We all want to encourage bright students to apply to university. But next year's huge tuition fee increase offends some university staff's personal politics and leaves others worried about encouraging prospective students into a perceived large debt. This produces an ethical dilemma. Championing access to university involves explaining the fees in a way that desensitises potential students to the politics behind them.

It's a situation I've faced. Earlier this year I berated more than 100 MPs that "for 20 years, we've educated our youth into debt when they go to university, but never about debt; this must change before we treble fees". Soon afterwards, I was asked to head the Independent Taskforce on Student Finance Information, working with Universities UK, GuildHE, the Universities and Colleges Admissions Service, the National Association of Student Money Advisers, the Higher Education Liaison Officers Association, the National Union of Students and others. Although I am no fan of the changes, I agreed.

Battling the entrenched myths and misunderstandings will be an uphill task. Worryingly, the political fallout from fighting the changes may end up more damaging to prospective students' aspirations than the new fees themselves.
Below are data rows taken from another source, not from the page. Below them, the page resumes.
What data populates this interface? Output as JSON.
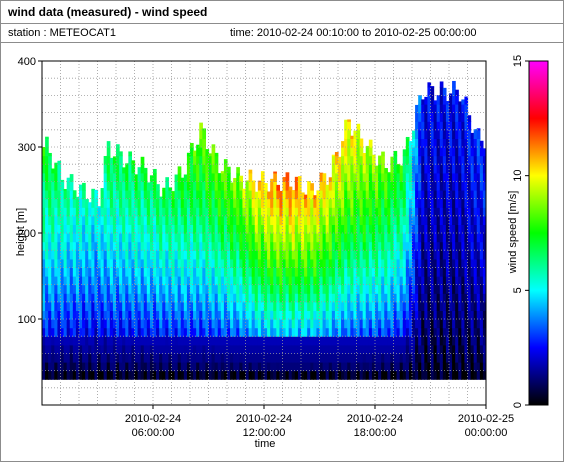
{
  "window": {
    "title": "wind data (measured) - wind speed",
    "station_label": "station : METEOCAT1",
    "time_range": "time: 2010-02-24 00:10:00 to 2010-02-25 00:00:00"
  },
  "chart_data": {
    "type": "heatmap",
    "title": "",
    "xlabel": "time",
    "ylabel": "height [m]",
    "colorbar_label": "wind speed [m/s]",
    "x_range_hours": [
      0,
      24
    ],
    "ylim": [
      0,
      400
    ],
    "colorbar_range": [
      0,
      15
    ],
    "x_ticks": [
      {
        "hours": 6,
        "line1": "2010-02-24",
        "line2": "06:00:00"
      },
      {
        "hours": 12,
        "line1": "2010-02-24",
        "line2": "12:00:00"
      },
      {
        "hours": 18,
        "line1": "2010-02-24",
        "line2": "18:00:00"
      },
      {
        "hours": 24,
        "line1": "2010-02-25",
        "line2": "00:00:00"
      }
    ],
    "y_ticks": [
      100,
      200,
      300,
      400
    ],
    "colorbar_ticks": [
      0,
      5,
      10,
      15
    ],
    "grid": true,
    "colormap": [
      "#000000",
      "#00007f",
      "#0000ff",
      "#0080ff",
      "#00ffff",
      "#00ff80",
      "#00ff00",
      "#80ff00",
      "#ffff00",
      "#ff8000",
      "#ff0000",
      "#ff0080",
      "#ff00ff"
    ],
    "profiles": [
      {
        "t": 0.2,
        "top": 300,
        "peak": 7.5
      },
      {
        "t": 1.0,
        "top": 265,
        "peak": 6.5
      },
      {
        "t": 2.0,
        "top": 250,
        "peak": 6.0
      },
      {
        "t": 3.0,
        "top": 240,
        "peak": 5.5
      },
      {
        "t": 3.5,
        "top": 300,
        "peak": 7.0
      },
      {
        "t": 4.5,
        "top": 285,
        "peak": 7.0
      },
      {
        "t": 5.5,
        "top": 275,
        "peak": 7.0
      },
      {
        "t": 6.5,
        "top": 250,
        "peak": 7.0
      },
      {
        "t": 7.5,
        "top": 270,
        "peak": 7.5
      },
      {
        "t": 8.5,
        "top": 320,
        "peak": 8.5
      },
      {
        "t": 9.5,
        "top": 280,
        "peak": 8.5
      },
      {
        "t": 10.5,
        "top": 265,
        "peak": 9.0
      },
      {
        "t": 11.5,
        "top": 260,
        "peak": 10.5
      },
      {
        "t": 12.5,
        "top": 260,
        "peak": 11.5
      },
      {
        "t": 13.5,
        "top": 260,
        "peak": 11.5
      },
      {
        "t": 14.5,
        "top": 250,
        "peak": 11.0
      },
      {
        "t": 15.5,
        "top": 270,
        "peak": 10.5
      },
      {
        "t": 16.5,
        "top": 330,
        "peak": 10.5
      },
      {
        "t": 17.5,
        "top": 300,
        "peak": 9.5
      },
      {
        "t": 18.5,
        "top": 280,
        "peak": 8.5
      },
      {
        "t": 19.5,
        "top": 290,
        "peak": 7.5
      },
      {
        "t": 20.5,
        "top": 365,
        "peak": 2.5
      },
      {
        "t": 21.5,
        "top": 365,
        "peak": 2.5
      },
      {
        "t": 22.5,
        "top": 365,
        "peak": 2.5
      },
      {
        "t": 23.5,
        "top": 310,
        "peak": 3.0
      }
    ]
  }
}
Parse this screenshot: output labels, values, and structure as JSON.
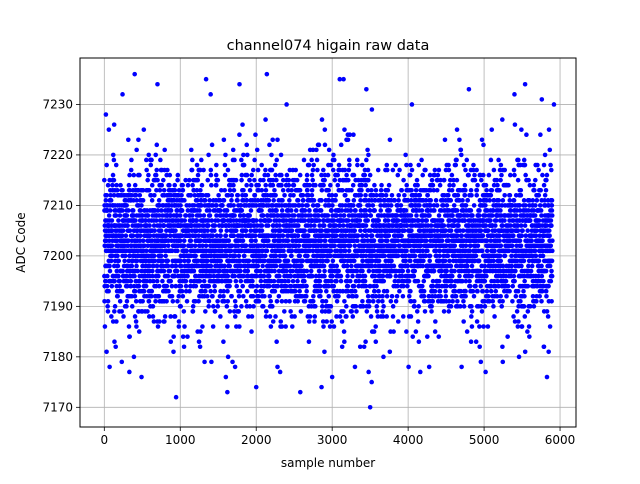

Take the media's "£50,000 debts" headlines. Although correct, they should come with an explanation that this figure bears little resemblance to the actual cost to graduates. That depends on their earnings: many will repay a fraction of this, although higher earners will repay more (I've heard the phrase "no-win-no-fee").

It is no surprise that university applications are down 9 per cent. But what's worse is that many put off by the fees will be the more debt averse from non-traditional university backgrounds - a real threat to social mobility.

I'm sure academics receive many questions about the system; so, love it or loathe it, political views must be separated from the impact on students' pockets. Prospective students need to understand the costs before they can decide whether university is worth it.

The most important fact is that neither students nor parents need cash to go to university. First-time undergraduate fees are automatically paid by a loan from the Student Loans Company. There are loans for living costs too, and students from families with an annual income below £42,600 get grants. Loans need repaying only after graduation at 9 per cent of everything earned above £21,000 (this rises with average earnings from 2017). This means monthly repayments are the same for £6,000 or £9,000 courses. After 30 years, the debt is wiped, regardless of what's been repaid, so those who never earn over the threshold never repay. Repayments are collected via the payroll, just like tax, so graduates never see the money and there are no debt collectors.

As many will ask "how will we live with these debts?", it's worth comparing the future finances of 2012 starters with today's graduates. The big surprise is that as the repayment threshold is £21,000 (currently it is £15,000), future graduates will repay less each month - most will repay £540 a year less. And the question asked most often by parents is about the impact on students' future ability to get a mortgage. But in fact, with higher disposable income in the early years compared with today's graduates, the new system is likely to be a mild improvement for deposit building and earning multiples.

However, under the new scheme, less is repaid each month, the original debt is much bigger and the interest is higher (as much as inflation plus 3 per cent), so it'll take much longer to repay the loan and, depending on earnings, may cost far more in total. According to, many on £25,000 starting salaries will be repaying for the whole of the 30 years - most of their working life. The one weird silver lining is that many won't repay in full on a £6,000 course (plus living loans), so taking a £9,000 course won't cost them any more.